Achieving Civility Through our Mindset

Mindsets and civility

“I’m not allowed to get angry?” That’s a question that is raised in nearly every civility workshop we lead. Participants want to know how to have a mindset focused on civility when they’re feeling angry or frustrated. Our answer to that question is, “Of course you’re allowed to be angry. But, choose a mindset that helps you deal with the problem with civility.” It is our ability to understand the roles of emotions and mindsets that can help us maintain civility through everyday challenges.

While our emotions influence our mindsets, you can choose different mindsets for the same emotion. For example, if I’m feeling angry that my flight got canceled, I can choose a mindset that says, “This is the worst day ever! Why does this always happen to me? Nothing ever goes right.” Or, I can have a mindset that says, “I’ll get through this. There is a solution here. I can get this fixed.” The emotion is the same in both scenarios, but the mindset changes. When we lose someone close to us, we can feel that sadness for the rest of our life, but our mindsets may change and evolve over time. We can be devastatingly heartbroken over someone’s passing (emotion) and think about how grateful we are for the memories we have (mindset) at the same time.
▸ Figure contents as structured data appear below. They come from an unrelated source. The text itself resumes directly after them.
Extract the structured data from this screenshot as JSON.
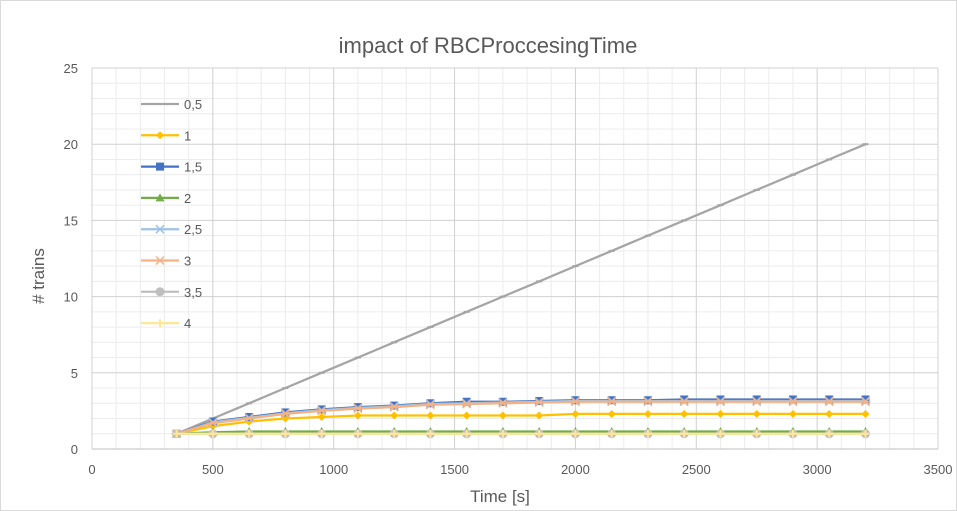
{
  "chart_data": {
    "type": "line",
    "title": "impact of RBCProccesingTime",
    "xlabel": "Time [s]",
    "ylabel": "# trains",
    "xlim": [
      0,
      3500
    ],
    "ylim": [
      0,
      25
    ],
    "x_ticks": [
      0,
      500,
      1000,
      1500,
      2000,
      2500,
      3000,
      3500
    ],
    "y_ticks": [
      0,
      5,
      10,
      15,
      20,
      25
    ],
    "grid": true,
    "legend_position": "top-left",
    "x": [
      350,
      500,
      650,
      800,
      950,
      1100,
      1250,
      1400,
      1550,
      1700,
      1850,
      2000,
      2150,
      2300,
      2450,
      2600,
      2750,
      2900,
      3050,
      3200
    ],
    "series": [
      {
        "name": "0,5",
        "color": "#a5a5a5",
        "marker": "dash",
        "values": [
          1,
          2,
          3,
          4,
          5,
          6,
          7,
          8,
          9,
          10,
          11,
          12,
          13,
          14,
          15,
          16,
          17,
          18,
          19,
          20
        ]
      },
      {
        "name": "1",
        "color": "#ffc000",
        "marker": "diamond",
        "values": [
          1,
          1.5,
          1.8,
          2.0,
          2.1,
          2.2,
          2.2,
          2.2,
          2.2,
          2.2,
          2.2,
          2.3,
          2.3,
          2.3,
          2.3,
          2.3,
          2.3,
          2.3,
          2.3,
          2.3
        ]
      },
      {
        "name": "1,5",
        "color": "#4472c4",
        "marker": "square",
        "values": [
          1,
          1.8,
          2.1,
          2.4,
          2.6,
          2.75,
          2.85,
          3.0,
          3.1,
          3.1,
          3.15,
          3.2,
          3.2,
          3.2,
          3.25,
          3.25,
          3.25,
          3.25,
          3.25,
          3.25
        ]
      },
      {
        "name": "2",
        "color": "#70ad47",
        "marker": "triangle",
        "values": [
          1,
          1.1,
          1.15,
          1.15,
          1.15,
          1.15,
          1.15,
          1.15,
          1.15,
          1.15,
          1.15,
          1.15,
          1.15,
          1.15,
          1.15,
          1.15,
          1.15,
          1.15,
          1.15,
          1.15
        ]
      },
      {
        "name": "2,5",
        "color": "#9dc3e6",
        "marker": "x",
        "values": [
          1,
          1.75,
          2.05,
          2.35,
          2.55,
          2.7,
          2.8,
          2.95,
          3.0,
          3.05,
          3.1,
          3.15,
          3.15,
          3.15,
          3.15,
          3.15,
          3.15,
          3.15,
          3.15,
          3.15
        ]
      },
      {
        "name": "3",
        "color": "#f4b183",
        "marker": "star",
        "values": [
          1,
          1.7,
          2.0,
          2.3,
          2.5,
          2.65,
          2.75,
          2.9,
          2.95,
          3.0,
          3.05,
          3.1,
          3.1,
          3.1,
          3.1,
          3.1,
          3.1,
          3.1,
          3.1,
          3.1
        ]
      },
      {
        "name": "3,5",
        "color": "#bfbfbf",
        "marker": "circle",
        "values": [
          1,
          1,
          1,
          1,
          1,
          1,
          1,
          1,
          1,
          1,
          1,
          1,
          1,
          1,
          1,
          1,
          1,
          1,
          1,
          1
        ]
      },
      {
        "name": "4",
        "color": "#ffe699",
        "marker": "plus",
        "values": [
          1,
          1,
          1,
          1,
          1,
          1,
          1,
          1,
          1,
          1,
          1,
          1,
          1,
          1,
          1,
          1,
          1,
          1,
          1,
          1
        ]
      }
    ]
  }
}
Choosing your mindset, no matter your emotional state is an incredibly powerful tool because our mindset impacts our response. A negative mindset makes it less likely that we will choose the best possible response.

Our response to any situation is always entirely within our control. No matter how angry or frustrated we get, we can choose any number of responses – from violence, shaming, and name-calling to asking questions, seeking connection, and working to understand the other person. It is the same emotion, but different mindsets produce different responses.

The next time you are struggling to choose the right response in an emotional moment hit pause and ask yourself three questions:

  1. What emotion am I feeling right now and why am I feeling it? Acknowledge the emotion. Acknowledge the reason for that emotion. Feel what you feel.
  2. What outcome do I hope to achieve in this situation? You can’t fix everything, but what outcome is within your influence?
  3. What mindset and response give me the best chance to achieve that outcome?